State to rename Indira Bhavan



TNN | Dec 29, 2011, 03.20AM IST

KOLKATA: For years, Indira Bhavan was associated with the name of Bengal's former chief minister Jyoti Basu. Not any longer. Indira Bhavan, the sprawling Salt Lake bungalow where former chief minister Jyoti Basu lived for two decades till his death, will now be called Nazrul Bhavan.

Chief minister Mamata Banerjee on Wednesday announced at Writers' Buildings that Basu's belongings had been cleared from the building (by his party, the CPM), and that it would be turned into a museum and research centre on poet, museum and revolutionary Kazi Nazrul Islam. The building will house primarily the poet's memorabilia, his books and research on the poet's works. The project on Kazi Nazrul was announced earlier, but it was not known where the research centre and museum on Kazi Nazrul Islam would be housed.

Indira Bhavan was built in 1972 primarily to serve as a guest house for then Prime Minister Indira Gandhi for her visits to the city. Later, the Left Front government decided to allot Indira Bhavan for Basu to live in and he had moved into the bungalow in August 1989. Since then, he continued to live there till his death in 2010.

All Basu memorabilia, including a wax statue of the state's former chief minister, are in the process of being taken to the CPM headquarters on Alimuddin Street. The process of handing over the property to the state government is expected to be completed by December 31. The property will then be under the state urban development department. Since 2000, Alimuddin Street used to pay about Rs 8,880 per month to the state urban development department as rent for Indira Bhavan and rent for the bungalow had been paid in advance till December 2011.

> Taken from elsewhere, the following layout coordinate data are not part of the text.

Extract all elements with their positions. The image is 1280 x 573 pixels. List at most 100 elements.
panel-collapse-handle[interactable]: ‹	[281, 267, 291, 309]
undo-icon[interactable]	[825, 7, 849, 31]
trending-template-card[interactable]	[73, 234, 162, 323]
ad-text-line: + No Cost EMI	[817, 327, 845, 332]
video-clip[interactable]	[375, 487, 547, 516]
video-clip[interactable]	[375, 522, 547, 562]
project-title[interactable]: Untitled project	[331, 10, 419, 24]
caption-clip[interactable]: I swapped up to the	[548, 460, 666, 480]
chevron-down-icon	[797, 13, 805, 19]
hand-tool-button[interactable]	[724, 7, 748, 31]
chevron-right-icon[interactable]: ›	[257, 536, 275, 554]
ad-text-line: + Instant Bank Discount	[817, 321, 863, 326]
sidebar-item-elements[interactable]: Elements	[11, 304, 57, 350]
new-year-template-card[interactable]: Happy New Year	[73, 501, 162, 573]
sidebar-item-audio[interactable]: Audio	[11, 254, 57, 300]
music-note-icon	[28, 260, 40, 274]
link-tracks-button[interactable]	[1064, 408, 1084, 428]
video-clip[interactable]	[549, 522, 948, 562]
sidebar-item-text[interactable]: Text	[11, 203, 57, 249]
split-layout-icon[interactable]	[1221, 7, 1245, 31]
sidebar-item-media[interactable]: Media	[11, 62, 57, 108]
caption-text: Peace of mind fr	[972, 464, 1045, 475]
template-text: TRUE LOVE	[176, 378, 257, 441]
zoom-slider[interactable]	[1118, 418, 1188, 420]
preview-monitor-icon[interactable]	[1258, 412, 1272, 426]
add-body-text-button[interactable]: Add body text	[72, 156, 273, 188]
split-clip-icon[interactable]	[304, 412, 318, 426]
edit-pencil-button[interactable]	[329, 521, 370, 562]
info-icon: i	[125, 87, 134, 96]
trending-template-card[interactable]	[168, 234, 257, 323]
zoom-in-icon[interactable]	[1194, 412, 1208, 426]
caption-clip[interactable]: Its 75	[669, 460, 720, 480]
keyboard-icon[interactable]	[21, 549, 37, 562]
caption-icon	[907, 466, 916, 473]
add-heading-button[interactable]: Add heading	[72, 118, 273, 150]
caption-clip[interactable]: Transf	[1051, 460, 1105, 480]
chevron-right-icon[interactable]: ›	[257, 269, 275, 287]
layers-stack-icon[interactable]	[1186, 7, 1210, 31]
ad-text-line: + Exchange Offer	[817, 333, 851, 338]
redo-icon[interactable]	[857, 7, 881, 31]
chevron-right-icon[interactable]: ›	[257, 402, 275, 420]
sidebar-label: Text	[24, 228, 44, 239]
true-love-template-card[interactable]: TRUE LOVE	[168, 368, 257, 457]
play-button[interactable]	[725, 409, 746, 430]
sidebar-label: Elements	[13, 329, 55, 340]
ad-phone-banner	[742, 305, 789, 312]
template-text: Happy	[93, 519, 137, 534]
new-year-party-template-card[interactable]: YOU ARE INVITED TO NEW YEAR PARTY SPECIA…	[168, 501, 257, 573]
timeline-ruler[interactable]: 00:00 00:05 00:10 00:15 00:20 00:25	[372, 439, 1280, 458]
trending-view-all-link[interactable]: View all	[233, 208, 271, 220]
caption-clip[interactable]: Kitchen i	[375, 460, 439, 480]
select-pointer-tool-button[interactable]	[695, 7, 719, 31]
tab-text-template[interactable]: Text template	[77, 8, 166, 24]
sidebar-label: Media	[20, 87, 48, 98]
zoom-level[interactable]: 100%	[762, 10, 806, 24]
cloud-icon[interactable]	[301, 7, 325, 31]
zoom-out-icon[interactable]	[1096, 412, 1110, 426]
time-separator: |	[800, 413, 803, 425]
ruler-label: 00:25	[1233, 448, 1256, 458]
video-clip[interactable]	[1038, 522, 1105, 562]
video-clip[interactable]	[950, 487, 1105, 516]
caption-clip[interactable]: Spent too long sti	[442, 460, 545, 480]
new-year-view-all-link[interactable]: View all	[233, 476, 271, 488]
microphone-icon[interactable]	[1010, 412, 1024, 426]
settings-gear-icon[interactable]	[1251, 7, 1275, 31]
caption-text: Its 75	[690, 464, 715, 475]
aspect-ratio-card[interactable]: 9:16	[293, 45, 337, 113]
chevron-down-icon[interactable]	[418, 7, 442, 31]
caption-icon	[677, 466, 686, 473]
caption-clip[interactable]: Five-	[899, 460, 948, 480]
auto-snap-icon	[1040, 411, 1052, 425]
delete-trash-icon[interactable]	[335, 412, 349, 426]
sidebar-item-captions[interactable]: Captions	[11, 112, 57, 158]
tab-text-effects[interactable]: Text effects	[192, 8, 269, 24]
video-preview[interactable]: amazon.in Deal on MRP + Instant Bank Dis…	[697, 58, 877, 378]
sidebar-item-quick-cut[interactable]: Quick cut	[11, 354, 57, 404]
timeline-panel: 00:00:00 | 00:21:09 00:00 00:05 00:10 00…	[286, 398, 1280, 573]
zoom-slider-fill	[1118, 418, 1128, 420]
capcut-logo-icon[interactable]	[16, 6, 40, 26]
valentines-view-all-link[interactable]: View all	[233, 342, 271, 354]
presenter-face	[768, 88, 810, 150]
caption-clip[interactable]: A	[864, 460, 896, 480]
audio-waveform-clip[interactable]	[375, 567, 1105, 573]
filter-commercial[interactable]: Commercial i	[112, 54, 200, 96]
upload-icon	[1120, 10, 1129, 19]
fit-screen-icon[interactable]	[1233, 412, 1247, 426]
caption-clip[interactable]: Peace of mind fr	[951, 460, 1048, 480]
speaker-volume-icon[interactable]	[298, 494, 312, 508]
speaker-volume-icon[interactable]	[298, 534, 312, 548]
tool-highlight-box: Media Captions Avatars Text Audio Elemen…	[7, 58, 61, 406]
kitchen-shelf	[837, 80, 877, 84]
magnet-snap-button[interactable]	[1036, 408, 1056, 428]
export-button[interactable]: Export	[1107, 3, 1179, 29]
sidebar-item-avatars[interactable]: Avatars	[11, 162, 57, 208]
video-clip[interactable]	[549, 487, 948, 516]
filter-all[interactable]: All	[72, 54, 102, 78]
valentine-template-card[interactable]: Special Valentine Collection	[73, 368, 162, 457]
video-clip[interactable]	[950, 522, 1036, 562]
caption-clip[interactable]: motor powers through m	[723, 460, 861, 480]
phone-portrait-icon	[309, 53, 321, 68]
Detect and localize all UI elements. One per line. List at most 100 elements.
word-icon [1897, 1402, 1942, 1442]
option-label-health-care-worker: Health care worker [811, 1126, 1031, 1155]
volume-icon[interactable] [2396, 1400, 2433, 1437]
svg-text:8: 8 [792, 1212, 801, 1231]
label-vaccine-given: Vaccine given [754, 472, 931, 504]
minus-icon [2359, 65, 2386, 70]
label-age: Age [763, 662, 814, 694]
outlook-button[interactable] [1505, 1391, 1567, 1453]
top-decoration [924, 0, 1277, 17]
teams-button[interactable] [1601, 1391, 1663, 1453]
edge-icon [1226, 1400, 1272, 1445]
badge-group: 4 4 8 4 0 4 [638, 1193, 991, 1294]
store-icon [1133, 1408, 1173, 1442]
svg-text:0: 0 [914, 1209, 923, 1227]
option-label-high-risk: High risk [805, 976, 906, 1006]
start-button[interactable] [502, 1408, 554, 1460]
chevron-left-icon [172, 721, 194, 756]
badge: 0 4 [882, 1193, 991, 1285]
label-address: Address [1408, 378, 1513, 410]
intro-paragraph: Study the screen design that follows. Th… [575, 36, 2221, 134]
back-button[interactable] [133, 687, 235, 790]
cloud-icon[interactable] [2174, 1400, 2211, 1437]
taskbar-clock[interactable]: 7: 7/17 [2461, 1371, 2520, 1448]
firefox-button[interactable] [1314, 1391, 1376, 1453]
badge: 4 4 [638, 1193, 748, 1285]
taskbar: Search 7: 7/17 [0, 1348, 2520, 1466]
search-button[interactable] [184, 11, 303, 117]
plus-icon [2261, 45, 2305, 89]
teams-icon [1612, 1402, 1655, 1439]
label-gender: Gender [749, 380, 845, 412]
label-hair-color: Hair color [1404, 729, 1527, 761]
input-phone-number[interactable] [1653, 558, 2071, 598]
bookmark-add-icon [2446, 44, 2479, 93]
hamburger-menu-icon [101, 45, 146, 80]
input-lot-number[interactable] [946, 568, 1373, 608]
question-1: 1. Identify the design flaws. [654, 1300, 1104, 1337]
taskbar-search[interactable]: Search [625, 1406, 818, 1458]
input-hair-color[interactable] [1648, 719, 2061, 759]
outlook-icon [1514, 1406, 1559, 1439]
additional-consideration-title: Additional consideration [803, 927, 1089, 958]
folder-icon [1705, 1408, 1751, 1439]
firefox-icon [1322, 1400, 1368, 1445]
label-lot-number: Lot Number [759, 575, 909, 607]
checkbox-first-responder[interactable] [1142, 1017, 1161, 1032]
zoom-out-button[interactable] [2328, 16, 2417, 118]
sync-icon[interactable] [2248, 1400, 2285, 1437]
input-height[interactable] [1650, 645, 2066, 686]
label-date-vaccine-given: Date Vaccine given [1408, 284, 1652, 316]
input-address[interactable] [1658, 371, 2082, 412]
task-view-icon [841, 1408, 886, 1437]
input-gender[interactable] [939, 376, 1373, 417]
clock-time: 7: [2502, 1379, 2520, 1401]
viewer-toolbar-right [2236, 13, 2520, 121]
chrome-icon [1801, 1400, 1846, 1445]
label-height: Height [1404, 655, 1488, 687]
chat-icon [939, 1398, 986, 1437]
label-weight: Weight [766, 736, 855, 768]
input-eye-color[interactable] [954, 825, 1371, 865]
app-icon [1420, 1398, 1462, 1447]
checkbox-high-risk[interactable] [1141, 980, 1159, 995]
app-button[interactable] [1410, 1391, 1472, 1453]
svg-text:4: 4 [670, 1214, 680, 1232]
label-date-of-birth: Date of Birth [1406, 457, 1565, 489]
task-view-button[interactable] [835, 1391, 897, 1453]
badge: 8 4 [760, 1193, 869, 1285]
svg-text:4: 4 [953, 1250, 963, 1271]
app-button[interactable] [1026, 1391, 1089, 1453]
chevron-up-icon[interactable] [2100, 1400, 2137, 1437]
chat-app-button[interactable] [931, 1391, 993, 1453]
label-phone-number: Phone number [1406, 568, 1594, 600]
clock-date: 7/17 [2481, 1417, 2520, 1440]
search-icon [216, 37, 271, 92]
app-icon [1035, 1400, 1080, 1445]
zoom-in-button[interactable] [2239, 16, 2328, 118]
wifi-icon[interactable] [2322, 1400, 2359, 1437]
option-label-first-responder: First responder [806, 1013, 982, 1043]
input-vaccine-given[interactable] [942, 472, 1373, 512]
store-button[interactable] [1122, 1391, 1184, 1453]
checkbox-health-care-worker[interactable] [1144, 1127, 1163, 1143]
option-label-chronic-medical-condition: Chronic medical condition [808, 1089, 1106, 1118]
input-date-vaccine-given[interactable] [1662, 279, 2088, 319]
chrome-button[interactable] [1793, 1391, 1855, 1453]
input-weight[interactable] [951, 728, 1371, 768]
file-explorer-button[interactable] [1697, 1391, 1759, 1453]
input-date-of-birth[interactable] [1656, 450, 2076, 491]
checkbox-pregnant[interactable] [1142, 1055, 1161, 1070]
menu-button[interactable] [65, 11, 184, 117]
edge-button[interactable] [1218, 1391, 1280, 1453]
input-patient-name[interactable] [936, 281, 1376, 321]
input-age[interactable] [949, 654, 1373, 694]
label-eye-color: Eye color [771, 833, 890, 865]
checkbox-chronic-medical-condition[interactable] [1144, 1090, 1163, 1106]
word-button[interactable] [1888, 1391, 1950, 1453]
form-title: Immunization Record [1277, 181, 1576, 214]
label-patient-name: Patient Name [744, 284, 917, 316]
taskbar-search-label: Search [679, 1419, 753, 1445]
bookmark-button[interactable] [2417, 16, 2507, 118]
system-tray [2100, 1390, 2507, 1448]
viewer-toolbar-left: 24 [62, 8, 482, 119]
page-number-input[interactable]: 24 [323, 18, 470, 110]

Officials say that CPM leaders at Alimuddin Street themselves wanted to hand over Indira Bhavan to the state government and take Basu's belongings to their office headquarters. There were proposals immediately after Basu's death that Indira Bhavan could be turned into a museum on Basu - a plan discussed by the former Left Front government - but that plan was dropped later.

The state government had spent a whopping Rs 30 lakh per year on salaries of those employed at Indira Bhavan, Basu's Z-plus security and the building's annual maintenance. Now of course, several places in the building have to be repaired before the Nazrul Bhavan can begin to function, said an official.

Leader of Opposition, Surjya Kanta Mishra, was not available for comment on Wednesday, but two days ago he had said that some of Basu's belongings had already been shifted from Indira Bhavan.